Poll suggests strategic consolidation will drive M&A activity in re/insurance industry in 2025

Industry analysts are optimistic that 2025 could see a positive shift in mergers and acquisitions (M&A) within the global re/insurance sector, driven primarily by strategic consolidation. Results from a recent poll conducted by Reinsurance News indicate that 49% of respondents perceive strategic consolidation as the main catalyst for reinsurance M&A activity in the upcoming year, with private equity interest following closely at 20%. Digital transformation was identified by 18% of participants, while regulatory changes ranked lowest at just 13%.

This anticipated trend aligns with predictions from Fitch analysts made in the previous year, suggesting that a softening market and decreasing organic growth prospects would motivate reinsurance M&A activity. The prevailing hard market in 2024 had slowed down M&A activities as reinsurers focused on organic growth due to favorable pricing and terms. However, other challenges, such as integration risks, concerns regarding casualty reserve adequacy, and regulatory uncertainties, also contributed to the slowdown.

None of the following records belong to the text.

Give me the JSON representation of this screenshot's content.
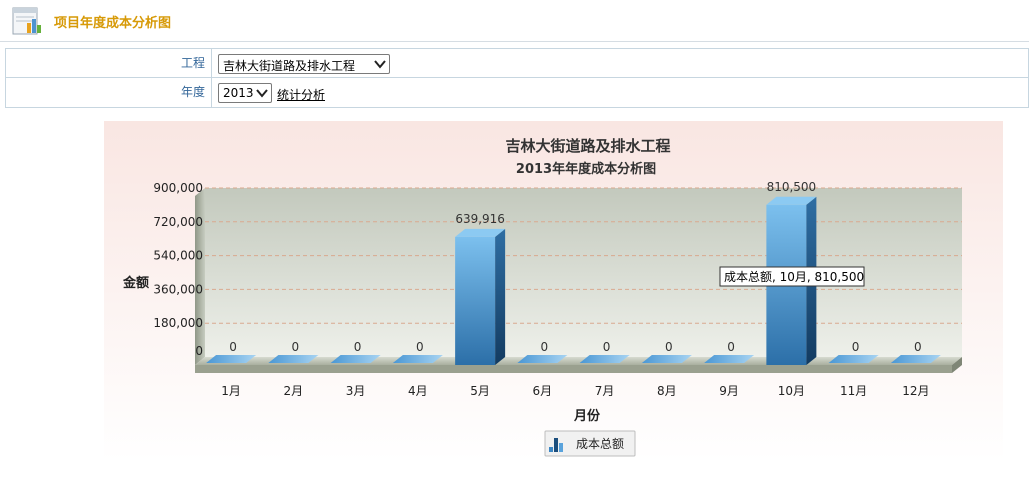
{
  "header": {
    "title": "项目年度成本分析图",
    "icon": "bar-chart-report-icon"
  },
  "filters": {
    "project_label": "工程",
    "project_value": "吉林大街道路及排水工程",
    "year_label": "年度",
    "year_value": "2013",
    "analyze_link": "统计分析"
  },
  "colors": {
    "header_title": "#d79a08",
    "label": "#336699",
    "bar_front": "#3b86c4",
    "bar_side": "#1b4e7d",
    "bar_top": "#7cc0ee"
  },
  "chart_data": {
    "type": "bar",
    "title": "吉林大街道路及排水工程",
    "subtitle": "2013年年度成本分析图",
    "xlabel": "月份",
    "ylabel": "金额",
    "categories": [
      "1月",
      "2月",
      "3月",
      "4月",
      "5月",
      "6月",
      "7月",
      "8月",
      "9月",
      "10月",
      "11月",
      "12月"
    ],
    "series": [
      {
        "name": "成本总额",
        "values": [
          0,
          0,
          0,
          0,
          639916,
          0,
          0,
          0,
          0,
          810500,
          0,
          0
        ]
      }
    ],
    "data_labels": [
      "0",
      "0",
      "0",
      "0",
      "639,916",
      "0",
      "0",
      "0",
      "0",
      "810,500",
      "0",
      "0"
    ],
    "ylim": [
      0,
      900000
    ],
    "yticks": [
      0,
      180000,
      360000,
      540000,
      720000,
      900000
    ],
    "ytick_labels": [
      "0",
      "180,000",
      "360,000",
      "540,000",
      "720,000",
      "900,000"
    ],
    "grid": true,
    "legend": "bottom-center",
    "tooltip": {
      "text": "成本总额, 10月, 810,500",
      "index": 9
    }
  }
}
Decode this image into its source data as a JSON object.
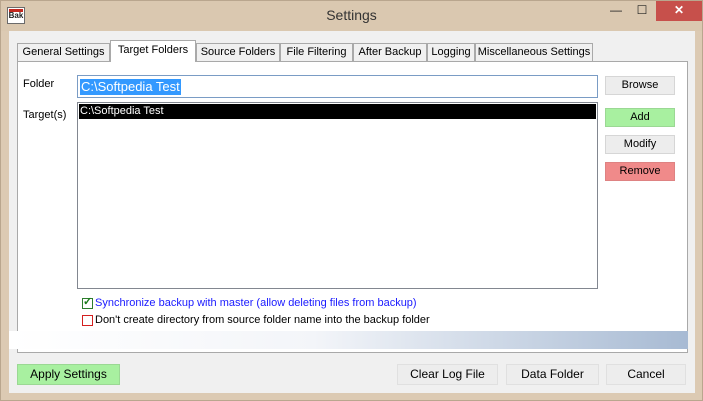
{
  "window": {
    "title": "Settings",
    "app_icon_text": "Bak",
    "minimize": "—",
    "maximize": "☐",
    "close": "✕"
  },
  "tabs": [
    {
      "label": "General Settings",
      "active": false
    },
    {
      "label": "Target Folders",
      "active": true
    },
    {
      "label": "Source Folders",
      "active": false
    },
    {
      "label": "File Filtering",
      "active": false
    },
    {
      "label": "After Backup",
      "active": false
    },
    {
      "label": "Logging",
      "active": false
    },
    {
      "label": "Miscellaneous Settings",
      "active": false
    }
  ],
  "target_folders": {
    "folder_label": "Folder",
    "folder_value": "C:\\Softpedia Test",
    "targets_label": "Target(s)",
    "targets": [
      "C:\\Softpedia Test"
    ],
    "buttons": {
      "browse": "Browse",
      "add": "Add",
      "modify": "Modify",
      "remove": "Remove"
    },
    "options": [
      {
        "label": "Synchronize backup with master (allow deleting files from backup)",
        "checked": true
      },
      {
        "label": "Don't create directory from source folder name into the backup folder",
        "checked": false
      }
    ]
  },
  "footer": {
    "apply": "Apply Settings",
    "clear_log": "Clear Log File",
    "data_folder": "Data Folder",
    "cancel": "Cancel"
  },
  "colors": {
    "green_button": "#a8f0a0",
    "red_button": "#f08a8a",
    "close_button": "#c7504b",
    "selection": "#3399ff",
    "link_text": "#1a1aff"
  }
}
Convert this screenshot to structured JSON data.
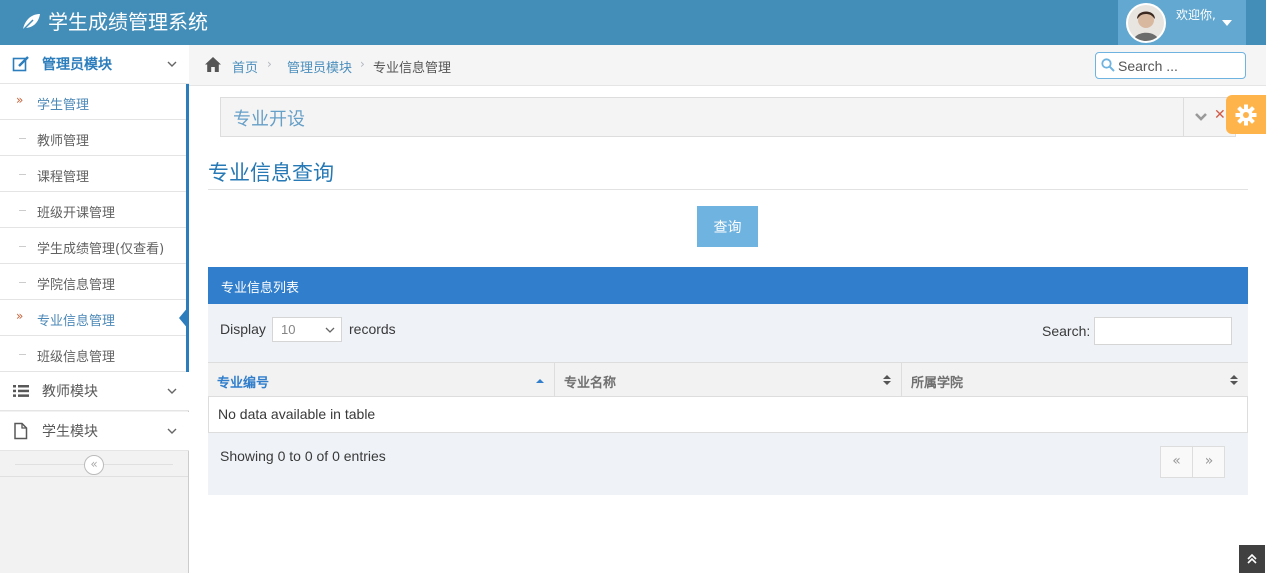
{
  "app": {
    "title": "学生成绩管理系统"
  },
  "user": {
    "welcome": "欢迎你,"
  },
  "sidebar": {
    "groups": [
      {
        "label": "管理员模块",
        "icon": "edit-icon",
        "expanded": true
      },
      {
        "label": "教师模块",
        "icon": "list-icon",
        "expanded": false
      },
      {
        "label": "学生模块",
        "icon": "file-icon",
        "expanded": false
      }
    ],
    "items": [
      {
        "label": "学生管理"
      },
      {
        "label": "教师管理"
      },
      {
        "label": "课程管理"
      },
      {
        "label": "班级开课管理"
      },
      {
        "label": "学生成绩管理(仅查看)"
      },
      {
        "label": "学院信息管理"
      },
      {
        "label": "专业信息管理"
      },
      {
        "label": "班级信息管理"
      }
    ],
    "collapse_glyph": "«"
  },
  "breadcrumb": {
    "home": "首页",
    "parent": "管理员模块",
    "current": "专业信息管理",
    "separator": "›"
  },
  "search": {
    "placeholder": "Search ..."
  },
  "widget": {
    "title": "专业开设"
  },
  "page": {
    "title": "专业信息查询",
    "query_button": "查询"
  },
  "table": {
    "panel_title": "专业信息列表",
    "display_label": "Display",
    "page_length": "10",
    "records_label": "records",
    "search_label": "Search:",
    "columns": [
      "专业编号",
      "专业名称",
      "所属学院"
    ],
    "empty_text": "No data available in table",
    "info": "Showing 0 to 0 of 0 entries",
    "prev_glyph": "«",
    "next_glyph": "»"
  },
  "colors": {
    "navbar": "#438eb9",
    "accent": "#2b7dbc",
    "table_header": "#307ecc",
    "query_button": "#6fb3e0",
    "settings": "#ffb44b"
  }
}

Despite the overall decrease in M&A activity, a report from WTW highlighted a 15% rise in global M&A deals exceeding $100 million in the latter half of 2024. This surge was predominantly propelled by an increase in large transactions falling within the $1 billion to $10 billion range, with a total of 99 such deals being finalized. Jana Mercereau, Head of Europe M&A Consulting at WTW, emphasized that while financing conditions have improved, navigating complex M&A transactions in 2025 would remain challenging.

Mercereau elaborated further on the potential challenges dealmakers might face, including the risk of new tariffs and policies reigniting inflation, which could impact supply chain stability and consumer prices. Additionally, the growing influence of private equity in M&A is expected to have a significant impact. With vast amounts of capital waiting to be deployed, private equity firms are likely to leverage their expertise in intricate deals to drive aggressive timelines, forcing corporate buyers to compete with greater efficiency and agility.

In 2024, the UK financial services sector experienced increased M&A activity, reaching its highest volume since 2012. Damian Hourquebie, UK Financial Services Strategy and Transactions Leader at EY, noted that the surge in activity was a result of signs of economic recovery that bolstered market confidence, leading to higher valuations and increased inbound deals. While the optimism surrounding this trend is justified, Hourquebie cautioned that macroeconomic uncertainties and geopolitical tensions might pose challenges in 2025.

Looking ahead, if the UK’s economic outlook continues to improve as expected, sustained M&A activity throughout 2025 is anticipated. This is particularly true as confidence grows among firms, prompting them to accelerate their transformation plans in response to the changing landscape of the financial services sector.